Coup de théâtre judiciaire en République démocratique du Congo ! Marcel Malanga, ressortissant américain condamné à la peine capitale après le coup d’État avorté du 19 mai 2024, vient de bénéficier d’une grâce présidentielle signée par le chef de l’État Félix Tshisekedi. Cette décision marque un tournant majeur dans ce dossier qui a tenu en haleine l’opinion publique congolaise et internationale.

Arrêté en compagnie d’un groupe de putschistes ayant tenté de s’emparer des institutions congolaises, Marcel Malanga, fils du célèbre rebelle Pierre-Didier Malanga, avait été reconnu coupable de haute trahison, atteinte à la sûreté de l’État et terrorisme. À l’issue d’un procès expéditif, il avait été condamné à la peine capitale, une sentence qui avait ravivé le débat sur l’application de la peine de mort en RDC, pays où elle est encore légalement en vigueur bien que rarement exécutée.

En décidant de gracier Marcel Malanga, le président Félix Tshisekedi envoie un message diplomatique fort, notamment aux États-Unis, qui suivent de près le sort de leur ressortissant. La pression de Washington aurait-elle joué un rôle dans cette décision ? Si aucune confirmation officielle n’a été donnée à ce sujet, certains analystes estiment que les enjeux géopolitiques ont pesé dans la balance.

En outre, cette grâce présidentielle pourrait être perçue comme un geste d’apaisement dans un climat politique déjà sous tension, marqué par des tensions sécuritaires et des revendications internes sur la gestion de la justice et des droits humains.
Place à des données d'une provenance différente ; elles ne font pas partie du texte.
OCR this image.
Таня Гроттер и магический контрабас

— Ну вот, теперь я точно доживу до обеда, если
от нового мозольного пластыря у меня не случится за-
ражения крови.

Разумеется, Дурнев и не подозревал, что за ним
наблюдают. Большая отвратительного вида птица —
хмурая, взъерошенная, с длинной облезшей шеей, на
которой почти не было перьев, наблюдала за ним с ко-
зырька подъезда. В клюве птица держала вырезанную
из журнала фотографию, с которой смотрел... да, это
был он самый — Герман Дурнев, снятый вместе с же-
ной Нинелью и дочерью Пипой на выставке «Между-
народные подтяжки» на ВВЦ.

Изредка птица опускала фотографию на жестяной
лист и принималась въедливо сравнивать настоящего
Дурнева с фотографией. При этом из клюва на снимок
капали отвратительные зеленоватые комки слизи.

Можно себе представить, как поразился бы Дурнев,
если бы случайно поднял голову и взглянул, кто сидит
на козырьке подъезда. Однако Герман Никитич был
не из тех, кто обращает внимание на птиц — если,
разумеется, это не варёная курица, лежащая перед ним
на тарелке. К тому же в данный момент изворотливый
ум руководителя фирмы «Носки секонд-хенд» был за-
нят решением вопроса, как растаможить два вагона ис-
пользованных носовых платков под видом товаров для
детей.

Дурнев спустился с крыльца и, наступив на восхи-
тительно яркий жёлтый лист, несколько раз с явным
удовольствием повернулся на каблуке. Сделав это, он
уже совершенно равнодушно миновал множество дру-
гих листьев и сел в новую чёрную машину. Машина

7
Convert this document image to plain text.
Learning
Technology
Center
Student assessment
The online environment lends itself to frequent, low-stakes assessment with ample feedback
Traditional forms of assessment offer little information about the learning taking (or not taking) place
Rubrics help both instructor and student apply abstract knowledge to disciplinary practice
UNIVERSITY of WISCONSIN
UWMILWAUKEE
Malgré cette grâce, les contours de cette affaire demeurent flous. Que deviendra Marcel Malanga après cette décision présidentielle ? Sera-t-il expulsé vers les États-Unis ou contraint de rester en RDC sous surveillance ? Autant de questions qui restent en suspens.

Ce geste de clémence n’efface pas les interrogations autour des complicités et des ramifications de la tentative de putsch du 19 mai. D’autres condamnés, y compris des militaires et des civils impliqués, restent sous le coup de lourdes peines, et la justice congolaise continue son travail pour établir toutes les responsabilités.

Ainsi, si cette décision marque un tournant dans cette affaire retentissante, elle ne signifie pas pour autant la fin des débats qu’elle a suscités, tant sur le plan juridique que diplomatique.